Le comte se dressait sur un coude, hébété. Ses yeux étaient cernés de bistre, et deux filets de bave se tortillaient sous son menton. A bien y regarder, trois autres filaments faisaient leur apparition sur sa lèvre supérieure, suivis rapidement de plusieurs autres… Il se leva lourdement, Madame entendit nettement son pantalon craquer. Son époux lui paraissait plus grand, tout-à-coup, plus massif, plus… Elle réalisa avec effarement qu’il atteignait maintenant les deux mètres cinquante (Dieu merci, les plafonds étaient très hauts, il ne risquait pas de briser le joli lustre), que ses vêtements gisaient en tas à ses énormes pieds, que les filaments tentaculaires avaient envahi son visage, que deux putains d’ailes squameuses émergeaient de son foutu dos, que…

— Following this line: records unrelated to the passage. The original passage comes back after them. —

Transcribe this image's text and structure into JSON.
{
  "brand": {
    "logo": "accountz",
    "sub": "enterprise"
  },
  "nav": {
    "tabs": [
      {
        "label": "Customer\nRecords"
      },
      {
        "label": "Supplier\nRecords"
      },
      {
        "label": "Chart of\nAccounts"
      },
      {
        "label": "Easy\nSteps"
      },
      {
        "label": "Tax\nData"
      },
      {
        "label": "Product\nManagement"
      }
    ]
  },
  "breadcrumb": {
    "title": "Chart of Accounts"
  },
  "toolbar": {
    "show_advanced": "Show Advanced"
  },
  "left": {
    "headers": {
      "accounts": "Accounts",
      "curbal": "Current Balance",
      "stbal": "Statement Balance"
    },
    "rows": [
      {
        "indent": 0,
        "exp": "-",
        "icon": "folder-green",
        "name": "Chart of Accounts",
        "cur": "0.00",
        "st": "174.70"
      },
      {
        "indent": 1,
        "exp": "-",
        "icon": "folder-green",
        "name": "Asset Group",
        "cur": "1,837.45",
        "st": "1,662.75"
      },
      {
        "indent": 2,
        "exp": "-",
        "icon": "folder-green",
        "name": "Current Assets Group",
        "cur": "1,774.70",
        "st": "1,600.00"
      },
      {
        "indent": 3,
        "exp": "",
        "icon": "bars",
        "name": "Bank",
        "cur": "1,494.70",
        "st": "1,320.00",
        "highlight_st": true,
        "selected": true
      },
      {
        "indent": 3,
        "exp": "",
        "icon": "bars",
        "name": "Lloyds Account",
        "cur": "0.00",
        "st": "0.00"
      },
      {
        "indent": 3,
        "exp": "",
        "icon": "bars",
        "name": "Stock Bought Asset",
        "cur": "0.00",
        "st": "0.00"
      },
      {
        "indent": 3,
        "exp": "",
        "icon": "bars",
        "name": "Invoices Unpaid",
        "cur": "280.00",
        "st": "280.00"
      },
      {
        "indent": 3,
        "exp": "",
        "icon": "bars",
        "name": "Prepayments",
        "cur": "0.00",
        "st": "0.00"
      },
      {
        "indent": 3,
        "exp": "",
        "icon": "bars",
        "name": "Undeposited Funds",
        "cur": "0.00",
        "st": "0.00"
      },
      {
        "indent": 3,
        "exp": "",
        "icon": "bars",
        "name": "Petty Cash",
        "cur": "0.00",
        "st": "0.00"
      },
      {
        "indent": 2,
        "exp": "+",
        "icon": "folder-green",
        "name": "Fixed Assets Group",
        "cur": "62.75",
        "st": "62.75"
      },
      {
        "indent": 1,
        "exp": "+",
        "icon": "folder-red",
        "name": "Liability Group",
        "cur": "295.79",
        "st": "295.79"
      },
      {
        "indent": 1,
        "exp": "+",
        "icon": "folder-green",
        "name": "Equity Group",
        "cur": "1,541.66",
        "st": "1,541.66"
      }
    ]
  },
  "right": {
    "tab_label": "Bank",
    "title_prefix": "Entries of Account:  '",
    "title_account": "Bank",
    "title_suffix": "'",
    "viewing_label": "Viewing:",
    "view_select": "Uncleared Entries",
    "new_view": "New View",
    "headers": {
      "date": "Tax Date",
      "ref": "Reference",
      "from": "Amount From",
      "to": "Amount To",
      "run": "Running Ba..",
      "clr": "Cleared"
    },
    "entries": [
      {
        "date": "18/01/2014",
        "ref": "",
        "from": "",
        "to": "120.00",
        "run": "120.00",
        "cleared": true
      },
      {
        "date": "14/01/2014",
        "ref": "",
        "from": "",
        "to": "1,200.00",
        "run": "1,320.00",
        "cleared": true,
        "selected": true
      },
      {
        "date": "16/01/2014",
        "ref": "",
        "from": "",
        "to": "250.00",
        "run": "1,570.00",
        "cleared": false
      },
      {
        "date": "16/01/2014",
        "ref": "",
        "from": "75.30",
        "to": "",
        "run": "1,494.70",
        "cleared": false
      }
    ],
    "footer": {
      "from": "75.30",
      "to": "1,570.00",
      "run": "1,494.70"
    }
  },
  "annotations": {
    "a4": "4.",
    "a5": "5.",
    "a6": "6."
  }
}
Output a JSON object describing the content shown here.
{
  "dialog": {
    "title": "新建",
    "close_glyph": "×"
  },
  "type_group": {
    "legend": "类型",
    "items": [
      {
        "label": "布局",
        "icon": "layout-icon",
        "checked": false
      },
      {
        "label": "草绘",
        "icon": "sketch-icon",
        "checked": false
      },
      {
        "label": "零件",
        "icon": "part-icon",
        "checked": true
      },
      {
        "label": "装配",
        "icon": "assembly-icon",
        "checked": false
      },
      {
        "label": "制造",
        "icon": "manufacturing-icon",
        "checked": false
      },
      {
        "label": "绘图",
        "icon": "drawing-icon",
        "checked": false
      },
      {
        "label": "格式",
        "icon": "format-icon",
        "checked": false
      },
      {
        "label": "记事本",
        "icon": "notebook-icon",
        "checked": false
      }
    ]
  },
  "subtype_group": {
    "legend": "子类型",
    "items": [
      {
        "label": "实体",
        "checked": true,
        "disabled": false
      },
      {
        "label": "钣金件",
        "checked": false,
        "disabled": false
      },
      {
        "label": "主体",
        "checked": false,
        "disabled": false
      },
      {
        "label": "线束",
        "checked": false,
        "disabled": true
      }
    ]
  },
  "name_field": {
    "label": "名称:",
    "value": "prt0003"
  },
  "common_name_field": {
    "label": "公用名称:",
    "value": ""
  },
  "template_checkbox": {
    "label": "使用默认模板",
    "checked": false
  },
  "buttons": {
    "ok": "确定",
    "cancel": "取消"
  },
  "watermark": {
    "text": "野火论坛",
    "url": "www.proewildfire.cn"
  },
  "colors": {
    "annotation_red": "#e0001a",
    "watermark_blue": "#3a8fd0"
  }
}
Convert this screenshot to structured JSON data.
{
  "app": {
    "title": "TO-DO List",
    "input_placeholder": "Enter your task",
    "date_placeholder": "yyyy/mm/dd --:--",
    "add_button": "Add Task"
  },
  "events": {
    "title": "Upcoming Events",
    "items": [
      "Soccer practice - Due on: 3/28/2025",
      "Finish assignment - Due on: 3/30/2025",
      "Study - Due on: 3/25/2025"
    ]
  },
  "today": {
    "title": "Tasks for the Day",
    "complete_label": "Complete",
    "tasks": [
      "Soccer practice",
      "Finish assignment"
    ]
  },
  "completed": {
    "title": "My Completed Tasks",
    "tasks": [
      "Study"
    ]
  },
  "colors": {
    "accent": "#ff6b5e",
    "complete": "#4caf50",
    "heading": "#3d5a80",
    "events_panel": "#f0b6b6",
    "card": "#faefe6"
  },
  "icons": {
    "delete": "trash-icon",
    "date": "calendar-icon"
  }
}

Le monstre qu’était devenu son conjoint poussa une effroyable clameur qui les ratatina tous, et plaqua les derniers cheveux du maître d’hôtel sur le mur du fond. Ses grosses pattes griffues se refermèrent sur le corps menu d’Hermine. La seconde d’après, l’abomination et sa proie avaient disparu dans les corridors glacés.
Quand Marina suivie d’Urbain arriva en courant et ahanant devant la chambre d’amis, celle-ci était verrouillée de l’intérieur. Des bruits étranges s’en échappaient, des coups sourds, des grognements, des cris…
— Oh non ! Il est en train de la manger, ou de l’éviscérer, peut-être même de la violer, que sais-je ! Urbain, faites quelque chose, bon sang !
L’homme mit ses mains en porte-voix :
— Monsieur C-luchtucru, je tiens à attirer votre attention sur le fait que Mademoiselle a sa migraine, et…
— Rhâââ ! Poussez-vous, imbécile !
Elle se mit à accabler la porte de coups de pieds et de poings, pendant que le larbin, ulcéré, allait se poster à vingt-sept mètres de là, raide comme un piquet.
— Si vous n’allez pas me chercher immédiatement de quoi abattre cette porte, je vais acheter un bélier avec vos gages du mois ! ajouta fielleusement la mégère. Et dépêchez-vous, je sens des odeurs de fumée qui viennent de la chambre.
Urbain revint au trot avec l’imposante francisque qui décorait le vestibule. Il attaqua à grands coups le bois épais qui finit par céder, puis s’écrouler à l’intérieur dans une envolée d’esquilles et de poussière. Marina fit un pas dans la chambre, et se pétrifia.
L’énorme corps du monstre écrasait le lit de son poids. Au milieu de ses tentacules labiaux fumait une cigarette. Pelotonnée contre lui, Hermine regardait sa mère, le défi dans l’œil, une clope allumée entre les doigts.
Maman se mit à pleurer.
— Je n’en crois pas mes yeux… Tu fumes, maintenant ?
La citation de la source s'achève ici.